It was, however, increasingly disappointing. The more the returns came in and were processed, the more clearly the base on this side was delineated. And the less and less likely it became that there were, or ever had been, any entrances—natural or Bemmius-made—in this area.



Finally he shook his head. "Ladies, give it up. There's nothing to find here."



"Damn," said Madeline without rancor. "I was hoping we could find something fairly quickly—because I certainly don't like the idea of trying to dig our way down to the thing. Well, we still have more perimeter to check. Maybe tomorrow."



She started making her way down the backside of the ridge, which sloped much less steeply on that side.
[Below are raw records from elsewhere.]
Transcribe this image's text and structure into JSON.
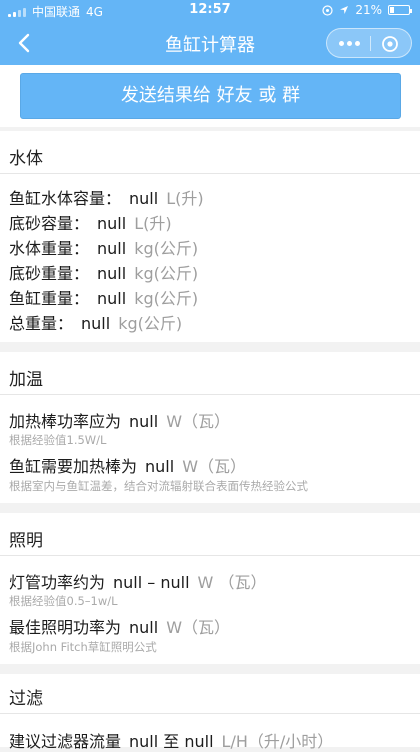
{
  "status_bar": {
    "carrier": "中国联通",
    "network": "4G",
    "time": "12:57",
    "battery": "21%",
    "battery_level": 0.21
  },
  "nav": {
    "title": "鱼缸计算器"
  },
  "share_button": "发送结果给 好友 或 群",
  "sections": {
    "water": {
      "title": "水体",
      "rows": [
        {
          "label": "鱼缸水体容量：",
          "value": "null",
          "unit": "L(升)"
        },
        {
          "label": "底砂容量：",
          "value": "null",
          "unit": "L(升)"
        },
        {
          "label": "水体重量：",
          "value": "null",
          "unit": "kg(公斤)"
        },
        {
          "label": "底砂重量：",
          "value": "null",
          "unit": "kg(公斤)"
        },
        {
          "label": "鱼缸重量：",
          "value": "null",
          "unit": "kg(公斤)"
        },
        {
          "label": "总重量：",
          "value": "null",
          "unit": "kg(公斤)"
        }
      ]
    },
    "heating": {
      "title": "加温",
      "rows": [
        {
          "label": "加热棒功率应为",
          "value": "null",
          "unit": "W（瓦）",
          "note": "根据经验值1.5W/L"
        },
        {
          "label": "鱼缸需要加热棒为",
          "value": "null",
          "unit": "W（瓦）",
          "note": "根据室内与鱼缸温差，结合对流辐射联合表面传热经验公式"
        }
      ]
    },
    "lighting": {
      "title": "照明",
      "rows": [
        {
          "label": "灯管功率约为",
          "value": "null – null",
          "unit": "W （瓦）",
          "note": "根据经验值0.5–1w/L"
        },
        {
          "label": "最佳照明功率为",
          "value": "null",
          "unit": "W（瓦）",
          "note": "根据John Fitch草缸照明公式"
        }
      ]
    },
    "filter": {
      "title": "过滤",
      "rows": [
        {
          "label": "建议过滤器流量",
          "value": "null 至 null",
          "unit": "L/H（升/小时）"
        }
      ]
    }
  }
}
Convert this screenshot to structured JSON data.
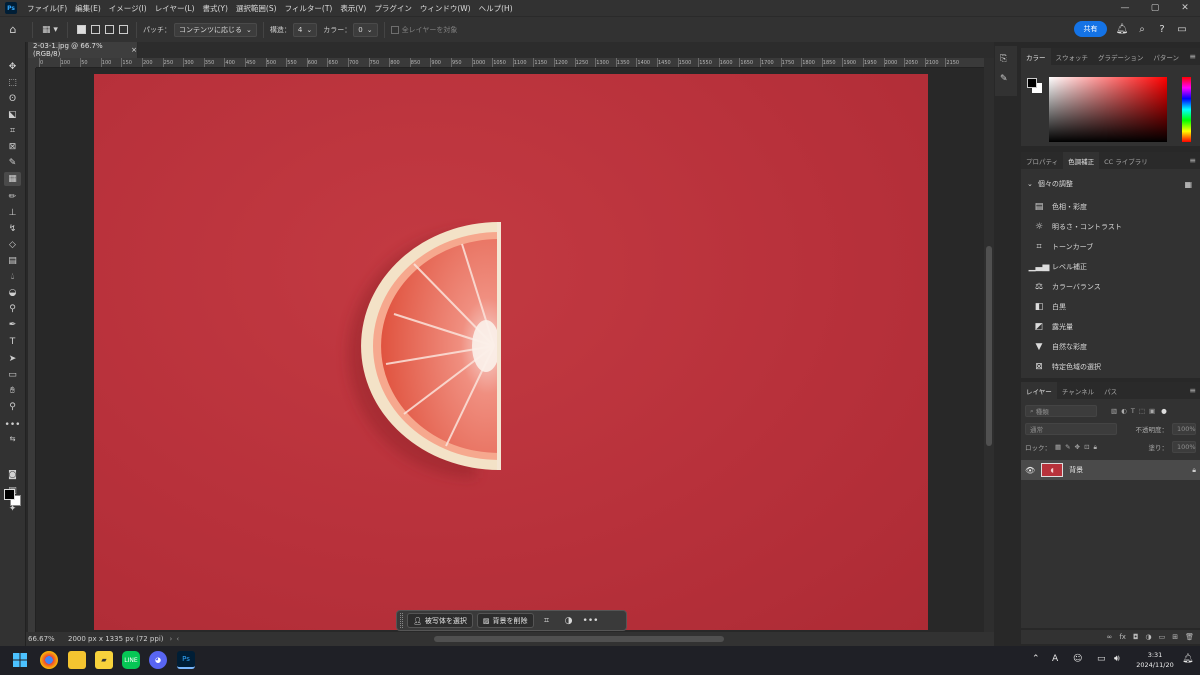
{
  "menubar": {
    "logo": "Ps",
    "items": [
      "ファイル(F)",
      "編集(E)",
      "イメージ(I)",
      "レイヤー(L)",
      "書式(Y)",
      "選択範囲(S)",
      "フィルター(T)",
      "表示(V)",
      "プラグイン",
      "ウィンドウ(W)",
      "ヘルプ(H)"
    ],
    "window_controls": {
      "minimize": "—",
      "maximize": "▢",
      "close": "✕"
    }
  },
  "options": {
    "patch_label": "パッチ：",
    "patch_value": "コンテンツに応じる",
    "structure_label": "構造：",
    "structure_value": "4",
    "color_label": "カラー：",
    "color_value": "0",
    "sample_all_label": "全レイヤーを対象",
    "share_label": "共有"
  },
  "document": {
    "tab_title": "2-03-1.jpg @ 66.7% (RGB/8)",
    "tab_close": "×",
    "zoom": "66.67%",
    "info": "2000 px x 1335 px (72 ppi)",
    "ruler_ticks": [
      "0",
      "100",
      "50",
      "100",
      "150",
      "200",
      "250",
      "300",
      "350",
      "400",
      "450",
      "500",
      "550",
      "600",
      "650",
      "700",
      "750",
      "800",
      "850",
      "900",
      "950",
      "1000",
      "1050",
      "1100",
      "1150",
      "1200",
      "1250",
      "1300",
      "1350",
      "1400",
      "1450",
      "1500",
      "1550",
      "1600",
      "1650",
      "1700",
      "1750",
      "1800",
      "1850",
      "1900",
      "1950",
      "2000",
      "2050",
      "2100",
      "2150"
    ]
  },
  "context_bar": {
    "select_subject": "被写体を選択",
    "remove_background": "背景を削除",
    "more": "•••"
  },
  "panels": {
    "color_tabs": [
      "カラー",
      "スウォッチ",
      "グラデーション",
      "パターン"
    ],
    "adjust_tabs": [
      "プロパティ",
      "色調補正",
      "CC ライブラリ"
    ],
    "adjust_heading": "個々の調整",
    "adjustments": [
      "色相・彩度",
      "明るさ・コントラスト",
      "トーンカーブ",
      "レベル補正",
      "カラーバランス",
      "白黒",
      "露光量",
      "自然な彩度",
      "特定色域の選択"
    ],
    "layer_tabs": [
      "レイヤー",
      "チャンネル",
      "パス"
    ],
    "layer_search_placeholder": "種類",
    "blend_mode": "通常",
    "opacity_label": "不透明度：",
    "opacity_value": "100%",
    "lock_label": "ロック：",
    "fill_label": "塗り：",
    "fill_value": "100%",
    "layer_name": "背景",
    "footer_icons": [
      "∞",
      "fx",
      "◘",
      "◑",
      "▭",
      "⊞",
      "🗑"
    ]
  },
  "taskbar": {
    "ps_label": "Ps",
    "time": "3:31",
    "date": "2024/11/20",
    "ime": "A"
  },
  "colors": {
    "canvas_red": "#b8323b",
    "accent_blue": "#1473e6",
    "panel_bg": "#323232"
  }
}
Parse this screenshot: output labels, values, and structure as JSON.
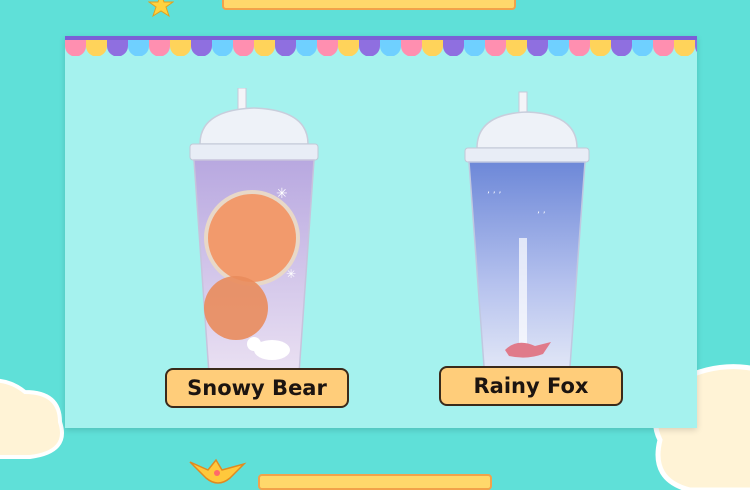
{
  "products": [
    {
      "label": "Snowy Bear",
      "icon": "polar-bear-cup-icon"
    },
    {
      "label": "Rainy Fox",
      "icon": "fox-cup-icon"
    }
  ],
  "colors": {
    "background": "#5fe0d8",
    "panel": "#a5f2ee",
    "button": "#ffcd7a",
    "button_border": "#3a2a1a",
    "accent": "#ffd86b"
  }
}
It wasn't until a few moments later that it registered on A.J. that Helen hadn't responded. For a moment he almost panicked, until he saw that she was at the top of the ridge, looking outward. Maybe just admiring the view. It'd be a while—a long while—before any of them started taking that view for granted. Compared to Valles Marineris, the Grand Canyon in Arizona was a ditch.



"Helen, you okay?"



"Hmmm?" Her voice sounded distracted. He could almost see her expression; it was the one she wore when she almost had a problem solved. "A.J., what do your GPR scans say about the geology?"



"Geology? Well, I'm not an expert, but basically, um, we've got the top layer of crap, something that I guess might be sorta-sandstone under the dust and debris, then a bunch of denser stone, and something else under that. The sorta-sandstone isn't very thick, the denser stone is thicker—maybe fifty to a hundred meters total in this area, though I get vague indications it tends to be even thicker off to the west. The denser stone makes it real hard to see through past that, and I have to be honest that I wasn't using stuff that would look down past twenty to fifty meters anyway. Any tunnels we're looking for have to come nearer the surface than that. Why?"



She turned and gazed off towards the west, then back to the east. "Where were the close orbital photos of this area?" A moment later: "Yes, those are the ones. Thanks."



For a few more minutes there was silence. Then she said briskly, "We're looking in the wrong area. We want the east side."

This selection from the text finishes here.